With its high density and scarcity of space, Tokyo was made for the sharing economy. As such, it’s no surprise that bicycle sharing has taken off—despite being dominated by Docomo with their difficult to use system of sometimes functioning bikes.
What exactly is bicycle sharing?
To encourage people out of their cars and to provide a healthy alternative to jumping in a taxi, various cities around the world provide a pool of bikes for communal use. Typically, there are stations or hubs dotted around the place with multiple bikes in docks. Members use a card or smartphone app to check the bike out. You usually have the option to return the bike to any station on the network or just leave them in a random location for someone else to pick-up.
How do I use Docomo bike sharing?
Docomo Bicycle Sharing currently operates in 10 wards of Tokyo and in a large number of cities throughout the rest of Japan. All of the bikes are “electric assist” bikes. If you switch it on (as long as it’s not flat), it will make pedalling easier, which helps on Tokyo’s many inclines. While you can use the bikes for as long as you like and go wherever you want, when you are finished using them, you MUST return them to a docking station. If you try to end your ride when you’re not at a docking station, it will refuse to end your ride. This can be a problem as docking stations are sometimes difficult to find.
Unless you are planning on getting a 1-day pass, to check out the bikes, you first need to sign up on their website or install their app for iOS or Android (see the plan options below). Sign-up requires a credit card, so make sure you have that handy. The app might reject Credit Cards from outside Japan.
Reserving a bike
- Search for a nearby station using the website or the map (under “借りる”) in the app. Docomo will tell you how many bikes are available at the port/station.
- Tap on the bike you want to rent (there will be a list of bike registration numbers)
- The bike will now be reserved for 20 minutes.

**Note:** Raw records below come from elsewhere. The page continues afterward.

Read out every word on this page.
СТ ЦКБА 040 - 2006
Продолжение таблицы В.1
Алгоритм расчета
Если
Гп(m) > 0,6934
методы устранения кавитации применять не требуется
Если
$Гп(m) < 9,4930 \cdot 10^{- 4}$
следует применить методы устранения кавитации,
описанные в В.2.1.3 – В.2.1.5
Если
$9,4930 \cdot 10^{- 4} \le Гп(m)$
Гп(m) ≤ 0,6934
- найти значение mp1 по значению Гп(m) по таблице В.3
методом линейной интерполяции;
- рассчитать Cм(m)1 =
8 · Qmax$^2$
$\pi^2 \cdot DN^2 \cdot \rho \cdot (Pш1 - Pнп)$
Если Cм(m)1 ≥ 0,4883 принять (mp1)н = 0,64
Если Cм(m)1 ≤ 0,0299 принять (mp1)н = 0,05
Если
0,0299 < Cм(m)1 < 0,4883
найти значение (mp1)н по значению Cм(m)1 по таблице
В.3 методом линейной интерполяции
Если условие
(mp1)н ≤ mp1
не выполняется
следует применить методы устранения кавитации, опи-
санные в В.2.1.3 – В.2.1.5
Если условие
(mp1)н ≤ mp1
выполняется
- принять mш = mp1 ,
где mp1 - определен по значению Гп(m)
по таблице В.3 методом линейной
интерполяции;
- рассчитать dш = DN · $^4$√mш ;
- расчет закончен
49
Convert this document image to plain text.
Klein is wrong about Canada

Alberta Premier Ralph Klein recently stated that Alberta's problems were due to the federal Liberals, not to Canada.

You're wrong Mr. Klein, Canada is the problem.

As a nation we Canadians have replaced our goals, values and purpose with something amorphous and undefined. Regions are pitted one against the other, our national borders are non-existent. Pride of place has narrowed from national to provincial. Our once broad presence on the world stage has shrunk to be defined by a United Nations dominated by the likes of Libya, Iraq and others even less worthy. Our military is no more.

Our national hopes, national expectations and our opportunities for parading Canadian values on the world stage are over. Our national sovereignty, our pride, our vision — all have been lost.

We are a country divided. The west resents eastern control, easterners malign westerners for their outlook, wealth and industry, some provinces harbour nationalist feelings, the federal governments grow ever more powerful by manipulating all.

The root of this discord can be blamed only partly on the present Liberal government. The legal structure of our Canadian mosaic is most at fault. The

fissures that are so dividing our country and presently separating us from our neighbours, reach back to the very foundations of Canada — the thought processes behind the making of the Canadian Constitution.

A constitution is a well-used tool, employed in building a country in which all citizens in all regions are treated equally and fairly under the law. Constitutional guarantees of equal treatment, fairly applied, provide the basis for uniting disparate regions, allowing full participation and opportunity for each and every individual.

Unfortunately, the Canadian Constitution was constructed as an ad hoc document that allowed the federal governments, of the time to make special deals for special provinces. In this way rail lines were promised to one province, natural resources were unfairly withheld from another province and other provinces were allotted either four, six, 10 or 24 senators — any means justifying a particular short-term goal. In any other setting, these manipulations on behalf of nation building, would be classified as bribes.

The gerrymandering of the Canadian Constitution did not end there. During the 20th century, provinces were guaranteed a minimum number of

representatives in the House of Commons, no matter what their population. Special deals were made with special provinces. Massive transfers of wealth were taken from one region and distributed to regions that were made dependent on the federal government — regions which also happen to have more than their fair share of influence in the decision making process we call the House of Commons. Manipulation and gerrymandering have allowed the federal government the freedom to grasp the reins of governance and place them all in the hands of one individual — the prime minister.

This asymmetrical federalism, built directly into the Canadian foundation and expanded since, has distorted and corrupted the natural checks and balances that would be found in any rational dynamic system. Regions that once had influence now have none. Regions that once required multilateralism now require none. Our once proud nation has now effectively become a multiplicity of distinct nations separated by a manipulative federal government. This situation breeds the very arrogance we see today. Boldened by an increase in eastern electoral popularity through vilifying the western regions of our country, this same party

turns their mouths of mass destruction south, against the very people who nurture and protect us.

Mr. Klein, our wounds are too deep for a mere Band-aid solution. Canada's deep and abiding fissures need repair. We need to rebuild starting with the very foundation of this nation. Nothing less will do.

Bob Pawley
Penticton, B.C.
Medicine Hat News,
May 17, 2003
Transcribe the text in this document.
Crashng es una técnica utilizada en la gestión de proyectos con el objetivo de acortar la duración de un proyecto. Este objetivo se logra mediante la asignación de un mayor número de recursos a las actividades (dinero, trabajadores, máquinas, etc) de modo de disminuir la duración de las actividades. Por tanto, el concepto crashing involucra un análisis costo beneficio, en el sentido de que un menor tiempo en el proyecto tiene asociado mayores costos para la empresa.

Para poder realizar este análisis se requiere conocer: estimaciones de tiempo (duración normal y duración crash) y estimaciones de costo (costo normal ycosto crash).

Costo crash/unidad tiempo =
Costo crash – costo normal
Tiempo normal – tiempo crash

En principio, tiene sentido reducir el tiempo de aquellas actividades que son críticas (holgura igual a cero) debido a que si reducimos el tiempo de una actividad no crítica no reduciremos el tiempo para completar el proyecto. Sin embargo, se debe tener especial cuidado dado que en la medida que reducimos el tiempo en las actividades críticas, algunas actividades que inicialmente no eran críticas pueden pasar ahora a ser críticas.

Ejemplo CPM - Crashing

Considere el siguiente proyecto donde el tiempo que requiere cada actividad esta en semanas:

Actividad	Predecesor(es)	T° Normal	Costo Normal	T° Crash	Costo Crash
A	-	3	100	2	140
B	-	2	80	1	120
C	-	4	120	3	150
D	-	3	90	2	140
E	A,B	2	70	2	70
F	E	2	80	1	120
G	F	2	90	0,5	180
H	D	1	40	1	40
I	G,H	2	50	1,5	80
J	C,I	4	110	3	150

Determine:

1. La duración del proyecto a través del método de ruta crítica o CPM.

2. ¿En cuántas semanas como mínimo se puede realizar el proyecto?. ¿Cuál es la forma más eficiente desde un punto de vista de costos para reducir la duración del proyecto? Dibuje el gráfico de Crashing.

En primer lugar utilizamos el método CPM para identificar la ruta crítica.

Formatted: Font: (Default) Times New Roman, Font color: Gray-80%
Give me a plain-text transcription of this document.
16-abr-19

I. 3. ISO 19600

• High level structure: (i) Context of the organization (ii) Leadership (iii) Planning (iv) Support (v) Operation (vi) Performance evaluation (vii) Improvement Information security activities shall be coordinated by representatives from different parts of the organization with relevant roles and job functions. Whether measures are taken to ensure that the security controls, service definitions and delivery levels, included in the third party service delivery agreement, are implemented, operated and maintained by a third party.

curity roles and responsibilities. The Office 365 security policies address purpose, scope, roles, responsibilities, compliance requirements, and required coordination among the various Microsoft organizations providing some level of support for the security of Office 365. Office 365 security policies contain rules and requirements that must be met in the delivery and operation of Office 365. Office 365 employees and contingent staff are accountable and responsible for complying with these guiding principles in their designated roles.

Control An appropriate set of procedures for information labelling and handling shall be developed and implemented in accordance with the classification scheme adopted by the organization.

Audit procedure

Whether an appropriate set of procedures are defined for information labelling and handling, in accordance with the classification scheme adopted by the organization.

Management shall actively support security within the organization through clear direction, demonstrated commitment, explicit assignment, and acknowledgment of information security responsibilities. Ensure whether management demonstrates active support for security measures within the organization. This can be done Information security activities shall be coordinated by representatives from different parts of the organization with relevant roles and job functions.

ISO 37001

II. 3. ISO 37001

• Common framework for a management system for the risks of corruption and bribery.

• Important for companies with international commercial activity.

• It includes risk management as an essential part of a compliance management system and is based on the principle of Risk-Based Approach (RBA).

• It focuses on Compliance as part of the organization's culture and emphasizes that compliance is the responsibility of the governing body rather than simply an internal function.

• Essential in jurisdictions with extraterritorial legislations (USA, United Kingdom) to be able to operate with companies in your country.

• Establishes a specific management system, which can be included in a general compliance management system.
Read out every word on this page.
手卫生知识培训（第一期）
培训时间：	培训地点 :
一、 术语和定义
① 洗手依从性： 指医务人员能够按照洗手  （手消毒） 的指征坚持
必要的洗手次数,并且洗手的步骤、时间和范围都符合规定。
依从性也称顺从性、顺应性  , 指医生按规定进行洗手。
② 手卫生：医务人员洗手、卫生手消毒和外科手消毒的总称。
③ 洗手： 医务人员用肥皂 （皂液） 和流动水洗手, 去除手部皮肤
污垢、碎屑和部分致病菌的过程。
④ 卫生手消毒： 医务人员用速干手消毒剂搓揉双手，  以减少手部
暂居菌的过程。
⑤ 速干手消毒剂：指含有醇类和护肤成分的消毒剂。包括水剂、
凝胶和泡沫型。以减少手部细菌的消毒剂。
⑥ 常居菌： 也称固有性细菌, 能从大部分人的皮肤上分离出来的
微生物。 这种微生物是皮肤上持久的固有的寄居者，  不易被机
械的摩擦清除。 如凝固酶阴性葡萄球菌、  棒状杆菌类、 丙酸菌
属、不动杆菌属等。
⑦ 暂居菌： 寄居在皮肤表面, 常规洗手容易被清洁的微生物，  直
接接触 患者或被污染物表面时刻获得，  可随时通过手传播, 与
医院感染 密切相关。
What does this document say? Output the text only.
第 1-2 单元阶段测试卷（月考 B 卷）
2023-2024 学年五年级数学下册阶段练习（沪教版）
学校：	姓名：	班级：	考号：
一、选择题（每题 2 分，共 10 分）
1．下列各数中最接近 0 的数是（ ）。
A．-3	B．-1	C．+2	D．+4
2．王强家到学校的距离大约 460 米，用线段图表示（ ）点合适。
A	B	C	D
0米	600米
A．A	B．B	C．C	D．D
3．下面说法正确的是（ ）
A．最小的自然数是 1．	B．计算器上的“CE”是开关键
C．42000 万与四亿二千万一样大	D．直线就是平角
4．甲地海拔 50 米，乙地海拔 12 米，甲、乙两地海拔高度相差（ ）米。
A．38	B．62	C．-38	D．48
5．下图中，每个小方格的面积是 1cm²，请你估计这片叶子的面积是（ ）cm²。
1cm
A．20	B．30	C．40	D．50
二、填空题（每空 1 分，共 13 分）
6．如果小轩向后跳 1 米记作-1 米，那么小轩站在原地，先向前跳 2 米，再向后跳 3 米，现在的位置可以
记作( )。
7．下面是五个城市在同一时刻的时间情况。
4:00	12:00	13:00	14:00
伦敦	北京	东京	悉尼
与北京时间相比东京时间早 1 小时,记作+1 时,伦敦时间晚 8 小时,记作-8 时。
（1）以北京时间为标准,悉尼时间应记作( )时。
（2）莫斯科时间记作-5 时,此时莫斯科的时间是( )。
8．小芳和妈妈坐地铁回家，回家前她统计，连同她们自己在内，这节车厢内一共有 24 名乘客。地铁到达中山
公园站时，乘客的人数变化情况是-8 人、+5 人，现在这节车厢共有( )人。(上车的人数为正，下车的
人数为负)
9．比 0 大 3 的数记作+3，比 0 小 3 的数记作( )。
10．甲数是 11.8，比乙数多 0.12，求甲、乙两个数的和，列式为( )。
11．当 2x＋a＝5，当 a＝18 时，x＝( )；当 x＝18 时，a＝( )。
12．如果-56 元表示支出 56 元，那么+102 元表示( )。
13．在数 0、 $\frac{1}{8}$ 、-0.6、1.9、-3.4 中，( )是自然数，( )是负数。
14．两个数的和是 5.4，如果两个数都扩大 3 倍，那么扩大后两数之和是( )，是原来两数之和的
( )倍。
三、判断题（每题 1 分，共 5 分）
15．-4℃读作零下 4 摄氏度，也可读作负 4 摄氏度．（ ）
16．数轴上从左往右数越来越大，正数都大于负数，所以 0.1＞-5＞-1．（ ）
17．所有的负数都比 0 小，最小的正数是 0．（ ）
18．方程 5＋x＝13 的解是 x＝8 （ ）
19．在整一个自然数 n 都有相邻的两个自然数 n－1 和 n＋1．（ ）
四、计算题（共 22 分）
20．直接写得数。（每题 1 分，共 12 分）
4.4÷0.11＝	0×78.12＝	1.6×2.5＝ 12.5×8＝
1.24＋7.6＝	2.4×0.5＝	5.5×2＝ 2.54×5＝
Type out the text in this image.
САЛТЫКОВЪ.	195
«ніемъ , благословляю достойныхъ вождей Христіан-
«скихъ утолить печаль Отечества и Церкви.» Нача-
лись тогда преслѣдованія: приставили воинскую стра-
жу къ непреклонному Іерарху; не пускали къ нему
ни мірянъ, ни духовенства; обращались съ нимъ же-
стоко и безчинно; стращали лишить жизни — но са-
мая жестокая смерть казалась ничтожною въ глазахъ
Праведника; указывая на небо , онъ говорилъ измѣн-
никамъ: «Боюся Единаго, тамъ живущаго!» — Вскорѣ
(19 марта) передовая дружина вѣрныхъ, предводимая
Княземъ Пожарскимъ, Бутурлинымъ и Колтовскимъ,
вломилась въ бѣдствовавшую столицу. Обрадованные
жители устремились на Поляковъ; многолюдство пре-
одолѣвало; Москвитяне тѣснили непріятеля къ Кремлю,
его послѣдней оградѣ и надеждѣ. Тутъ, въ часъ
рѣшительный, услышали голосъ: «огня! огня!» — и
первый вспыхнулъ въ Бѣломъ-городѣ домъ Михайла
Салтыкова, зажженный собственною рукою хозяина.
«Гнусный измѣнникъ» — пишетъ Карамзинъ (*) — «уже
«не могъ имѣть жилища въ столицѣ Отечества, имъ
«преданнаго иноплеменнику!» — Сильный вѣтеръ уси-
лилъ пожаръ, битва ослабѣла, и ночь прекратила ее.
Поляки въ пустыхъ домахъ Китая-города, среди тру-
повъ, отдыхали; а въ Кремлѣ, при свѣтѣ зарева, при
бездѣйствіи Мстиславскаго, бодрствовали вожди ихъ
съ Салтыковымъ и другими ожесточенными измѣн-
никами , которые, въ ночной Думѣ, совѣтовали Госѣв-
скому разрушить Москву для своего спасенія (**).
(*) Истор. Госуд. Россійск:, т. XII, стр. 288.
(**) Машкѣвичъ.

- Go to the port, find your bike, press the “start” key (▶) on the control unit under the seat, and enter your PIN. The bike should unlock. You can also register register an IC card to skip the PIN step for subsequent trips (see below)
- Ride your bike with gay abandon (while following basic traffic rules)
Locking a bike and not returning it
If you want to park your bike and not give it up, you can just lock it and leave it anywhere. While the bike is locked and not returned, you’re still paying for it (see fees below).
- Look for the orange button on the rear wheel mud guard. Push the button in and slide the lock down to lock the bike. Some of the older bikes have a different mechanism which is further back on the rear wheel.
- To unlock the bike, press the start key (▶) on the control panel under the seat and enter your PIN. The bike will unlock itself. Alternatively, you can unlock it using an IC card (see below)
Returning the bike
Returning the bike just requires one additional step to locking.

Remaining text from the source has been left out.